Comment by authorfly
You are missing the woods for the trees in my point. LLM based (especially RLHF) embeddings allow you to do much more and encode greater context that either "this thing is being used as a potent adjective", or "this thing is a noun similar to that other [abstraction] noun" <-- Word2Vec or "this thing is similar in terms of the whole sentence when doing retrieval tasks" <-- SBERT
If you can't see why it is useful that neither Word2Vec or SBERT can put "positive charge" and "negative charge" in very different, opposite embedding space while LLM and RLHF based embeddings can, you don't understand the full utilization possible with embeddings.
Firstly, you can choose what you embed the word with, such as "Article Topic:" or "Temperature:" to adjust the output of the embedding and results of cosine similarity to be relevant for your use case (if you use a word-based embedding, which captures much less than a sentence for search/retrieval/many other tasks like categorising)

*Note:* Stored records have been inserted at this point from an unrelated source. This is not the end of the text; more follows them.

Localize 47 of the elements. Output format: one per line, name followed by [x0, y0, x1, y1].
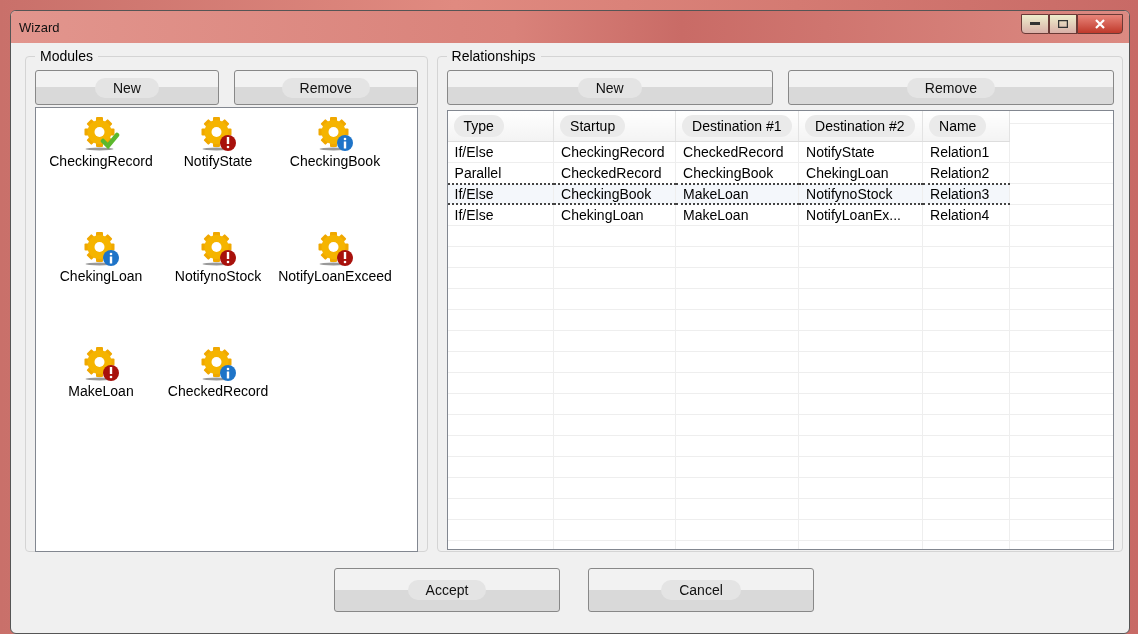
column-header[interactable]: Startup	[553, 111, 676, 142]
module-label[interactable]: NotifyState	[183, 153, 253, 169]
group-title: Relationships	[446, 48, 541, 64]
gear-info-icon	[199, 346, 237, 382]
remove-button[interactable]: Remove	[233, 70, 418, 105]
column-header[interactable]: Destination #1	[675, 111, 799, 142]
table-row[interactable]: If/Else CheckingBook MakeLoan NotifynoStock Relation3	[447, 184, 1010, 204]
module-label[interactable]: CheckedRecord	[167, 383, 269, 399]
maximize-icon	[1058, 20, 1068, 28]
table-cell: If/Else	[447, 184, 554, 204]
table-row[interactable]: If/Else CheckingRecord CheckedRecord NotifyState Relation1	[447, 141, 1010, 163]
minimize-icon	[1030, 22, 1040, 26]
gear-check-icon	[82, 116, 120, 152]
column-header[interactable]: Name	[922, 111, 1010, 142]
minimize-button[interactable]	[1021, 14, 1049, 34]
gear-warning-icon	[316, 231, 354, 267]
module-label[interactable]: CheckingRecord	[49, 153, 153, 169]
gear-warning-icon	[199, 116, 237, 152]
module-label[interactable]: MakeLoan	[68, 383, 134, 399]
close-button[interactable]	[1077, 14, 1123, 34]
accept-button[interactable]: Accept	[334, 568, 560, 612]
module-label[interactable]: NotifyLoanExceed	[278, 268, 392, 284]
table-row[interactable]: If/Else ChekingLoan MakeLoan NotifyLoanEx... Relation4	[447, 204, 1010, 226]
module-label[interactable]: CheckingBook	[289, 153, 381, 169]
table-cell: ChekingLoan	[553, 204, 676, 226]
table-cell: NotifyLoanEx...	[798, 204, 923, 226]
module-label[interactable]: ChekingLoan	[59, 268, 143, 284]
gear-warning-icon	[199, 231, 237, 267]
group-title: Modules	[35, 48, 98, 64]
new-button[interactable]: New	[35, 70, 219, 105]
close-icon	[1095, 19, 1105, 29]
gear-info-icon	[316, 116, 354, 152]
new-button[interactable]: New	[446, 70, 773, 105]
table-cell: Relation3	[922, 184, 1010, 204]
cancel-button[interactable]: Cancel	[588, 568, 814, 612]
table-cell: MakeLoan	[675, 184, 799, 204]
column-header[interactable]: Type	[447, 111, 554, 142]
gear-info-icon	[82, 231, 120, 267]
column-header[interactable]: Destination #2	[798, 111, 923, 142]
table-cell: CheckingBook	[553, 184, 676, 204]
gear-warning-icon	[82, 346, 120, 382]
table-row[interactable]: Parallel CheckedRecord CheckingBook ChekingLoan Relation2	[447, 162, 1010, 184]
module-label[interactable]: NotifynoStock	[174, 268, 262, 284]
maximize-button[interactable]	[1049, 14, 1077, 34]
window-title: Wizard	[19, 19, 60, 35]
table-cell: NotifynoStock	[798, 184, 923, 204]
remove-button[interactable]: Remove	[787, 70, 1114, 105]
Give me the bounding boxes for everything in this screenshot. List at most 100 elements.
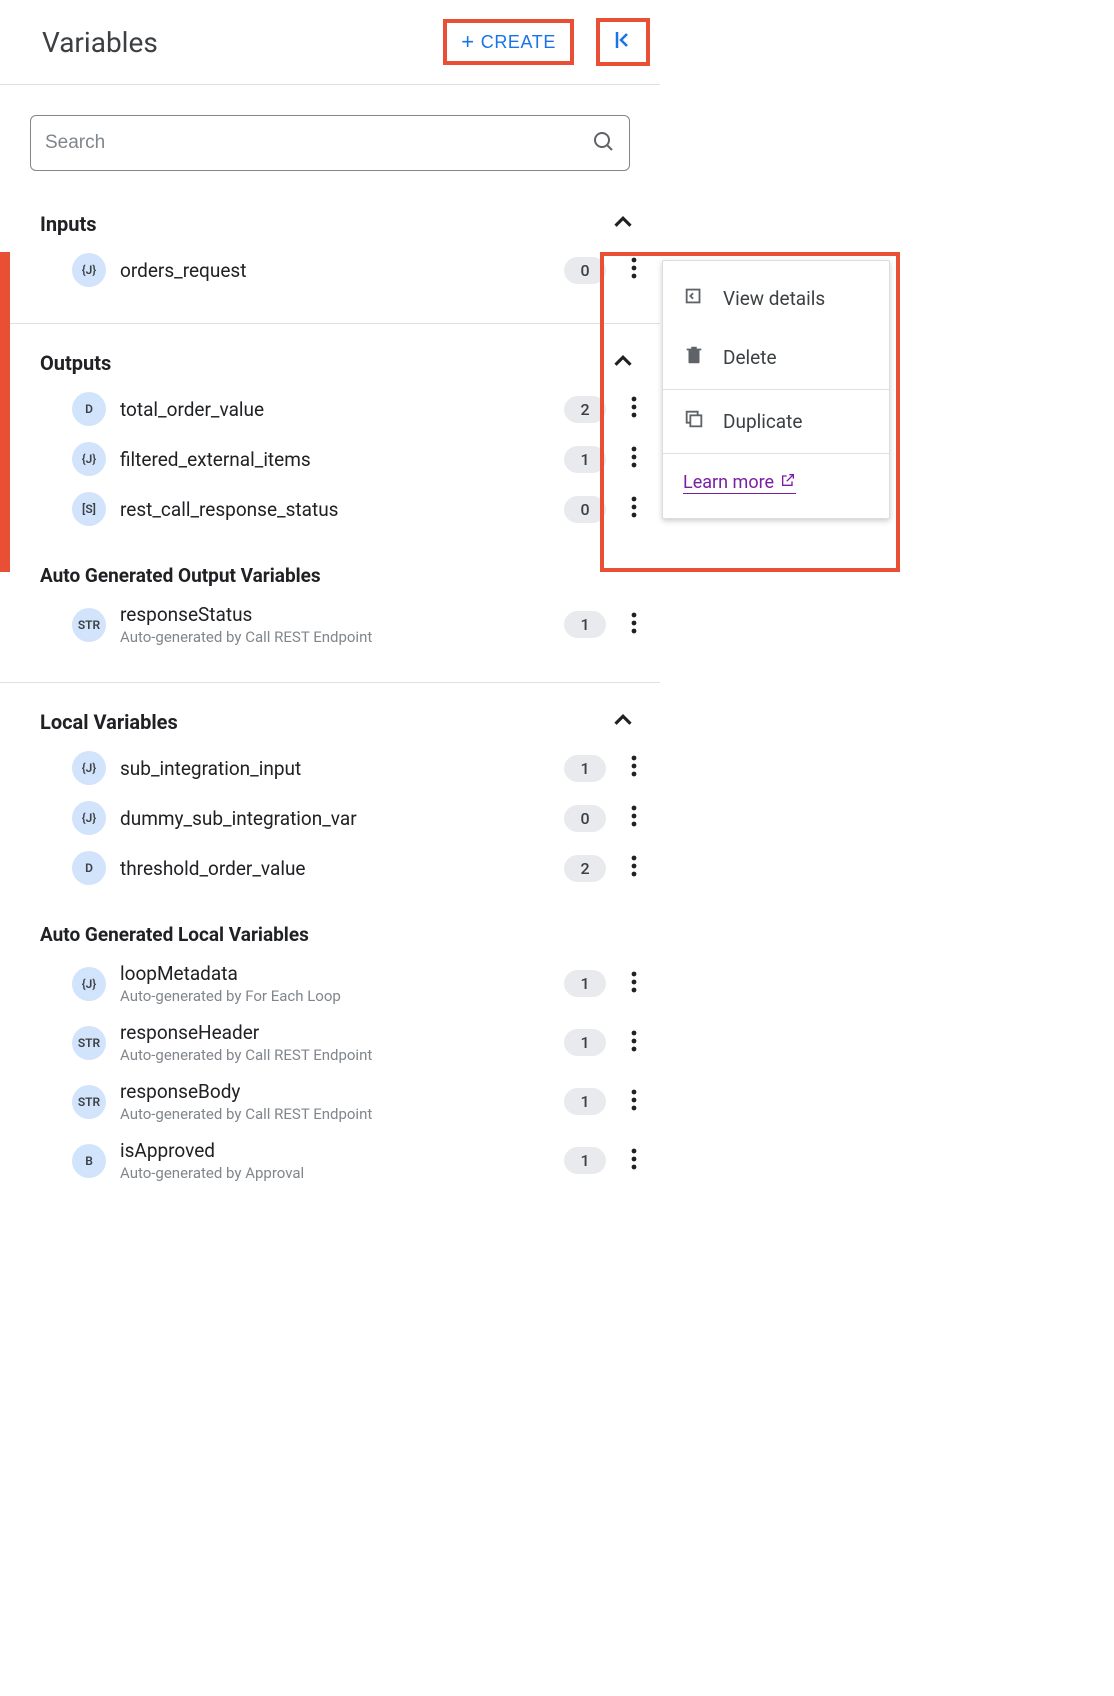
variable-name: loopMetadata <box>120 962 550 985</box>
more-actions-button[interactable] <box>620 396 648 422</box>
section-locals-title: Local Variables <box>40 710 178 734</box>
type-chip-double-icon: D <box>72 392 106 426</box>
menu-view-details[interactable]: View details <box>663 269 889 328</box>
usage-count-badge: 0 <box>564 805 606 832</box>
type-chip-json-icon: {J} <box>72 751 106 785</box>
menu-separator <box>663 389 889 390</box>
more-vert-icon <box>631 496 637 522</box>
variable-row[interactable]: [S] rest_call_response_status 0 <box>0 484 660 534</box>
more-vert-icon <box>631 971 637 997</box>
usage-count-badge: 1 <box>564 1147 606 1174</box>
external-link-icon <box>780 472 796 493</box>
variable-subtext: Auto-generated by Call REST Endpoint <box>120 628 550 646</box>
more-vert-icon <box>631 257 637 283</box>
section-outputs-header[interactable]: Outputs <box>0 324 660 384</box>
variable-subtext: Auto-generated by Approval <box>120 1164 550 1182</box>
delete-icon <box>683 344 705 371</box>
usage-count-badge: 1 <box>564 755 606 782</box>
panel-title: Variables <box>42 26 158 59</box>
plus-icon: + <box>461 31 474 53</box>
more-vert-icon <box>631 1030 637 1056</box>
more-actions-button[interactable] <box>620 496 648 522</box>
more-vert-icon <box>631 855 637 881</box>
more-actions-button[interactable] <box>620 755 648 781</box>
variable-row[interactable]: {J} dummy_sub_integration_var 0 <box>0 793 660 843</box>
search-box[interactable] <box>30 115 630 171</box>
chevron-up-icon <box>608 207 638 241</box>
more-actions-button[interactable] <box>620 612 648 638</box>
more-actions-button[interactable] <box>620 257 648 283</box>
type-chip-string-icon: STR <box>72 1085 106 1119</box>
section-locals-header[interactable]: Local Variables <box>0 683 660 743</box>
menu-label: Delete <box>723 346 777 369</box>
variable-name: responseHeader <box>120 1021 550 1044</box>
variable-name: dummy_sub_integration_var <box>120 807 550 830</box>
more-actions-button[interactable] <box>620 446 648 472</box>
menu-delete[interactable]: Delete <box>663 328 889 387</box>
menu-separator <box>663 453 889 454</box>
chevron-first-icon <box>611 28 635 56</box>
more-actions-button[interactable] <box>620 855 648 881</box>
type-chip-json-icon: {J} <box>72 967 106 1001</box>
usage-count-badge: 1 <box>564 1029 606 1056</box>
usage-count-badge: 0 <box>564 257 606 284</box>
more-vert-icon <box>631 805 637 831</box>
search-input[interactable] <box>45 132 591 154</box>
variable-row[interactable]: D threshold_order_value 2 <box>0 843 660 893</box>
more-vert-icon <box>631 755 637 781</box>
chevron-up-icon <box>608 705 638 739</box>
variable-row[interactable]: {J} orders_request 0 <box>0 245 660 295</box>
variable-subtext: Auto-generated by Call REST Endpoint <box>120 1105 550 1123</box>
variable-name: responseBody <box>120 1080 550 1103</box>
type-chip-string-icon: STR <box>72 1026 106 1060</box>
type-chip-json-icon: {J} <box>72 253 106 287</box>
more-actions-button[interactable] <box>620 1030 648 1056</box>
more-actions-button[interactable] <box>620 805 648 831</box>
duplicate-icon <box>683 408 705 435</box>
create-label: CREATE <box>481 32 556 53</box>
variable-name: orders_request <box>120 259 550 282</box>
menu-duplicate[interactable]: Duplicate <box>663 392 889 451</box>
section-inputs-title: Inputs <box>40 212 97 236</box>
more-vert-icon <box>631 612 637 638</box>
auto-locals-title: Auto Generated Local Variables <box>0 893 660 954</box>
more-vert-icon <box>631 1089 637 1115</box>
variable-row[interactable]: D total_order_value 2 <box>0 384 660 434</box>
more-vert-icon <box>631 396 637 422</box>
panel-header: Variables + CREATE <box>0 0 660 85</box>
variable-name: responseStatus <box>120 603 550 626</box>
variable-row[interactable]: {J} filtered_external_items 1 <box>0 434 660 484</box>
variable-row[interactable]: {J} loopMetadata Auto-generated by For E… <box>0 954 660 1013</box>
auto-outputs-title: Auto Generated Output Variables <box>0 534 660 595</box>
variable-row[interactable]: B isApproved Auto-generated by Approval … <box>0 1131 660 1190</box>
create-button[interactable]: + CREATE <box>443 19 574 65</box>
section-outputs-title: Outputs <box>40 351 111 375</box>
type-chip-double-icon: D <box>72 851 106 885</box>
variable-name: rest_call_response_status <box>120 498 550 521</box>
search-icon <box>591 129 615 157</box>
usage-count-badge: 0 <box>564 496 606 523</box>
variable-row[interactable]: STR responseBody Auto-generated by Call … <box>0 1072 660 1131</box>
variable-name: filtered_external_items <box>120 448 550 471</box>
usage-count-badge: 2 <box>564 396 606 423</box>
type-chip-json-icon: {J} <box>72 801 106 835</box>
more-actions-button[interactable] <box>620 1089 648 1115</box>
view-details-icon <box>683 285 705 312</box>
section-inputs-header[interactable]: Inputs <box>0 185 660 245</box>
menu-label: Duplicate <box>723 410 802 433</box>
variable-row[interactable]: STR responseStatus Auto-generated by Cal… <box>0 595 660 654</box>
more-actions-button[interactable] <box>620 971 648 997</box>
more-actions-button[interactable] <box>620 1148 648 1174</box>
usage-count-badge: 1 <box>564 1088 606 1115</box>
more-vert-icon <box>631 1148 637 1174</box>
learn-more-link[interactable]: Learn more <box>683 472 796 494</box>
variable-name: threshold_order_value <box>120 857 550 880</box>
variable-subtext: Auto-generated by For Each Loop <box>120 987 550 1005</box>
chevron-up-icon <box>608 346 638 380</box>
more-vert-icon <box>631 446 637 472</box>
variable-row[interactable]: {J} sub_integration_input 1 <box>0 743 660 793</box>
type-chip-boolean-icon: B <box>72 1144 106 1178</box>
variable-subtext: Auto-generated by Call REST Endpoint <box>120 1046 550 1064</box>
variable-row[interactable]: STR responseHeader Auto-generated by Cal… <box>0 1013 660 1072</box>
collapse-panel-button[interactable] <box>596 18 650 66</box>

Secondly, by default, these models are not as "dumb state" as the original slew of Word2Vec and GloVe, which yes would score very highly for words like "loved" and "hated" in similar use as adjectives, which caused issues for things like semantic classification of reviews, etc. Whereas these models encode so much more, that they see the difference between "loved" and "hated" is much bigger than that between "loved" and "walk" for example. *This is already a useful default step up, but most anyone using RLHF embeddings is embedding sentences to get the best use out of them*
Your understanding of embeddings is rather flawed to focus on "hey're both english words, they're both words that can be a verb, a noun and an adjective (not that many such words)". Why do embeddings in different languages with the same semantic meaning land closer in space than two unrelated english languages? The model has no focus on part of speech type, and is ideally suited to embedding sentences, where with every additional token, it can produce a more useful embedding. Being spelled correctly belies that you have a miscomrephension that these systems are a "look up" - yes they are for one word, and if you spelt that one word wrong (or token which represents multiple words, one token), you'd get a different place in embedding space and one very wrong. However, when you have multiple tokens, a mispelling moves the embedding space very little, because the model is adept at comprehending mispelling and slang and other "translation"-like tasks early, and making their effects irrelevant for downstream tasks unless they are useful to keep around. Effective resolution of spelling mistakes is anyhow possible with models as small as 2-5GB, as T5 showed way back in 2019, and I'd posit even some sentence similarity trained models (e.g. based on BERT which had a training set with some spelling errors) treat spelling mistakes essentially the same way.
I am aware of the options from OpenAI for embeddings, as I have used them for a long, long time. The original options were each based on the released early models, especially ada and babbage, and though the naming convention isn't clear any more, the more recent models are based on RLHF models, like ChatGPT, and hence I mention ChatGPT to make it clear to cursory readers that I am not referring to the older tier of embedding models by OpenAI based on non-RLHF models.
Tone of your post is really strange and condescending, not sure why. You made a statement that I, in my work, very often see people make when they first start learning about embeddings (expecting words that we humans see as "opposite" to actually have opposite embeddings), and I corrected it, as it might help other people reading this thread.
> Firstly, you can choose what you embed the word with, such as "Article Topic:" or "Temperature:" to adjust the output of the embedding and results of cosine similarity to be relevant for your use case
As far as LLM-based embeddings go, unless you train the model for this type of format, this is not true at all. In fact, the opposite is true - adding such qualifiers before your text only increases the similarity, as those two texts are, in fact, more similar after such additions. I am aware that instruct-embedding models work, but their performance and flexibility is, in my experience, very limited
As for the rest of your post, I really don't see why you are trying to convince me that LLM-based embeddings have so much more to them than previous models. I am very well aware of this - my work revolves around such new models. I simply corrected a common misconception that you gave, and I don't really care if you "really think that" or if you know what the truth is but just wrote it as an off-hand remark.